Yes, money is important. But workmen also see the dramatic advancement of IT and it's an application. They do understand the need for change. They do understand that when Management takes several initiatives to increase productivity, they better fall in line and extend their voluntary co-operation. It is just basic common sense that when we give respect, we get that in return. Theory Y rests on this principle, basically. Period.

The modern workplace has enough scope for Theory Y

Yes, it does. One might bring in robots. But even such machines are bound to have problems. The man on the shop floor, the workmen need training too. They happily respond when trained well. For instance, even casual labor with just the school final pass qualification, are so excited about data inputs related to production, on the SAP platform. The skill-sets may not be sophisticated. But attitudes are.

These attitudes get formed and set, when they are involved, consulted and respected. These are three pillars of Theory Y. It must be noted that only when there are industrial peace and mutual trust and respect between Management and workmen, Theory Y can work. The converse is also true. Only when there is involvement, consultation and respect for workmen, will there be industrial peace.

Involving the families are important too

Even illiterate women can be trained to do technical work. If they are sort of made partners in progress, the business enterprise also benefits a great deal.

Proof of the pudding is in the eating. The very same organization that Selvam works for, has a subsidiary unit where wives are employed in producing small spare parts. They are paid more than minimum wages and PF too. Subsidized food and transport are also provided. The women take an active part in counseling their husbands to work hard. Someone from the promoter family often visits them and Enquirer about their welfare. Such small caring goes a long way in increasing productivity. This is exactly one of the ways of engaging families too. There are other organizations that have now encouraged so many hundreds of self-help groups and have provided appropriate training to ladies. This is a big plus in ensuring industrial peace.

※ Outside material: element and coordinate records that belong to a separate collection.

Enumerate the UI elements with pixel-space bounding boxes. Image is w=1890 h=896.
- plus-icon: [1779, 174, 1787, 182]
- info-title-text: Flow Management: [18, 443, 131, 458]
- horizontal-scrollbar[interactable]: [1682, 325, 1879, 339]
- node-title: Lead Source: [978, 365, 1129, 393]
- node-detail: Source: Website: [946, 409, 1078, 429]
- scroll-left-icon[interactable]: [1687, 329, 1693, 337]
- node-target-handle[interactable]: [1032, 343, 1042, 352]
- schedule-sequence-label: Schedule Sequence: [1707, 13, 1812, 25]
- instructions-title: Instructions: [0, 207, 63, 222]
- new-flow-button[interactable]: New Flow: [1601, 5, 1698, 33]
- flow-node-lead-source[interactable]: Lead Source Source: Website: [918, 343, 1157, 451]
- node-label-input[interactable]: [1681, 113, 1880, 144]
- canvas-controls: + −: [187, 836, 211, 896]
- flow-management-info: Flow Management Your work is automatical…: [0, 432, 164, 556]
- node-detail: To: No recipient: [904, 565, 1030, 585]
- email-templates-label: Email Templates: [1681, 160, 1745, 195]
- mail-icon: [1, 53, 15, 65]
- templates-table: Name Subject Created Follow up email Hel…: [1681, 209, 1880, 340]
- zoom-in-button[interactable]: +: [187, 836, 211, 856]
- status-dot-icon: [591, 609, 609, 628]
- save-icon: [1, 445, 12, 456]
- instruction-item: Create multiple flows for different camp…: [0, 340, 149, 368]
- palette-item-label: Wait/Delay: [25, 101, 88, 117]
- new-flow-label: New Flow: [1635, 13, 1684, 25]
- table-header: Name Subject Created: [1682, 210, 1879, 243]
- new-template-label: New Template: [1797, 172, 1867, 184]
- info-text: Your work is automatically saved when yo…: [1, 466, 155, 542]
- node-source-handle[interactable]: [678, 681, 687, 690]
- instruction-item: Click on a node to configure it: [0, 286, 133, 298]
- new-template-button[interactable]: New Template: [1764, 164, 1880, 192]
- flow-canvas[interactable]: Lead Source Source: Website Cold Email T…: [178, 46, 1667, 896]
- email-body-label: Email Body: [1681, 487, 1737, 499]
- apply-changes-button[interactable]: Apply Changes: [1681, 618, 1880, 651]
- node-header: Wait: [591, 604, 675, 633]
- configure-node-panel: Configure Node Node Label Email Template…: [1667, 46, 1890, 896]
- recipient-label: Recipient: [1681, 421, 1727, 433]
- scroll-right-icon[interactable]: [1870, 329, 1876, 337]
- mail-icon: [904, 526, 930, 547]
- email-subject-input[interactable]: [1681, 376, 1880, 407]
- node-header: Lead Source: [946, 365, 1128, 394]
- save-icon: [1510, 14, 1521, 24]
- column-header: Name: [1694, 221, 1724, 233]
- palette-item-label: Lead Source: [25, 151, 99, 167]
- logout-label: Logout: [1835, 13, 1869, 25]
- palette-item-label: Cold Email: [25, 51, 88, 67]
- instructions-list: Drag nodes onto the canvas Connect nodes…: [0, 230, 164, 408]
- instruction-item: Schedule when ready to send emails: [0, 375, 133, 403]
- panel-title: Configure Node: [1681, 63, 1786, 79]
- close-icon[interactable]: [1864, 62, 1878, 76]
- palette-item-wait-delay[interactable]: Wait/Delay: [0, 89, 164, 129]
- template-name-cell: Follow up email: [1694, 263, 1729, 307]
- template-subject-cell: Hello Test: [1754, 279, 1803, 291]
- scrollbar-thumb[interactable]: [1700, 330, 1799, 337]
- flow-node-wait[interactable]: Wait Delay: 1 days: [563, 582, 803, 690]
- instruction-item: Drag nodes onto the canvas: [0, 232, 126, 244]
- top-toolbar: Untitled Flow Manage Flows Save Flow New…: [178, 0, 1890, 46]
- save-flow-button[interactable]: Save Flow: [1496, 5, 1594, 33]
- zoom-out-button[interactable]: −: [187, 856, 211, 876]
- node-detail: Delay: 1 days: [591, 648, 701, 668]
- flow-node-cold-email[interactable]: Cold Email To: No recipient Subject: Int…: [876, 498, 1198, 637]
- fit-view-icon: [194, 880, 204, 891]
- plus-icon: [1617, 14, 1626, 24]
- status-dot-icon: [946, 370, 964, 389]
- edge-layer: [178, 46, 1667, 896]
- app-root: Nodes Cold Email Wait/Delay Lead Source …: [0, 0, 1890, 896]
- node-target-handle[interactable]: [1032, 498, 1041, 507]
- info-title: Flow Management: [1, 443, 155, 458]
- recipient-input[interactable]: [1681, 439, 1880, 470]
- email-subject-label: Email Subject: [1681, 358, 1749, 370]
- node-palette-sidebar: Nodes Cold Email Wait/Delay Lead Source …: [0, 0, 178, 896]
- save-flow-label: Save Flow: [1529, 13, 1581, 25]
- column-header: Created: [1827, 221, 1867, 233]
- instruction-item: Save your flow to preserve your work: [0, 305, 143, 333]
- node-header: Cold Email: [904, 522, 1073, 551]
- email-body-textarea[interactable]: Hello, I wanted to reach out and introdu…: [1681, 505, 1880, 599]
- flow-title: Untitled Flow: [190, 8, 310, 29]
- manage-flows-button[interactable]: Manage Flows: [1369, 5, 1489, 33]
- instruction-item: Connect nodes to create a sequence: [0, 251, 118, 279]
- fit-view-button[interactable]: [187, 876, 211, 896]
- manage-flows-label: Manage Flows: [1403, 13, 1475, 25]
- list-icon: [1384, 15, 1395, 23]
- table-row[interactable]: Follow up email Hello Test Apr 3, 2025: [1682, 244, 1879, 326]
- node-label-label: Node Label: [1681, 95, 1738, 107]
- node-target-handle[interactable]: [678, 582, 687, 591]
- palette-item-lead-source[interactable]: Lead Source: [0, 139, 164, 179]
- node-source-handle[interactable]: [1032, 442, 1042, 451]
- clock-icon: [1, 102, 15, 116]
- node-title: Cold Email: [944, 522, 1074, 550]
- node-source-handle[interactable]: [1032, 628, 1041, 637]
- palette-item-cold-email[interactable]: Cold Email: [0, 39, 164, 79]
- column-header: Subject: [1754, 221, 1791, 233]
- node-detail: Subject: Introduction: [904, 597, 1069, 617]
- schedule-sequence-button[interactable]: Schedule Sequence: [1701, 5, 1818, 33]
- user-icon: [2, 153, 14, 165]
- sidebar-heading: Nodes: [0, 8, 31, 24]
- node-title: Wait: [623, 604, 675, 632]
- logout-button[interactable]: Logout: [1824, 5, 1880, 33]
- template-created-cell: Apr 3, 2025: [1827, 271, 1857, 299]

It is not rocket science at all. The individual workmen need far more security and savings. If his wife is productively employed without watching the most horrible television serials, he would be more than happy. Learning from successful examples will be a good step in this direction.

Theory Y banks on progressive mindsets of employers

Theory Y has to necessarily work, only with the initiative coming from the Management. The ridiculous NEEM scheme is never an answer. For example, even if any Management starts with salaries of Rs10,000 for every diploma holder, hikes it to Rs11,000 in the second year, provides ESI and PF from day one, the results will be dramatic. Let the diploma holder be confirmed in regular service with a take-home salary of Rs17,000/. Let the employer ditch NEEM and say sorry. The alternative suggested would work far better. Similar schemes should be put in place for workmen too.

If the Management thinks they can adopt short cuts, they will be in for a huge shock. Industrial unrest will come back. The basic framework for Theory Y to work will just not be there. Let no employer be so foolish and live in a fool's paradise. Let them wake up to modern realities.

Conclusion

Modern Management does also dictate adopting the most modern HR practices. It is stupid to imagine that Theory X can still work. The basic assumptions are wrong. The world has changed. Some dimensions of the changed industrial environment have been discussed above.

The time is very much ripe for Theory Y to work in a very big way. Right now.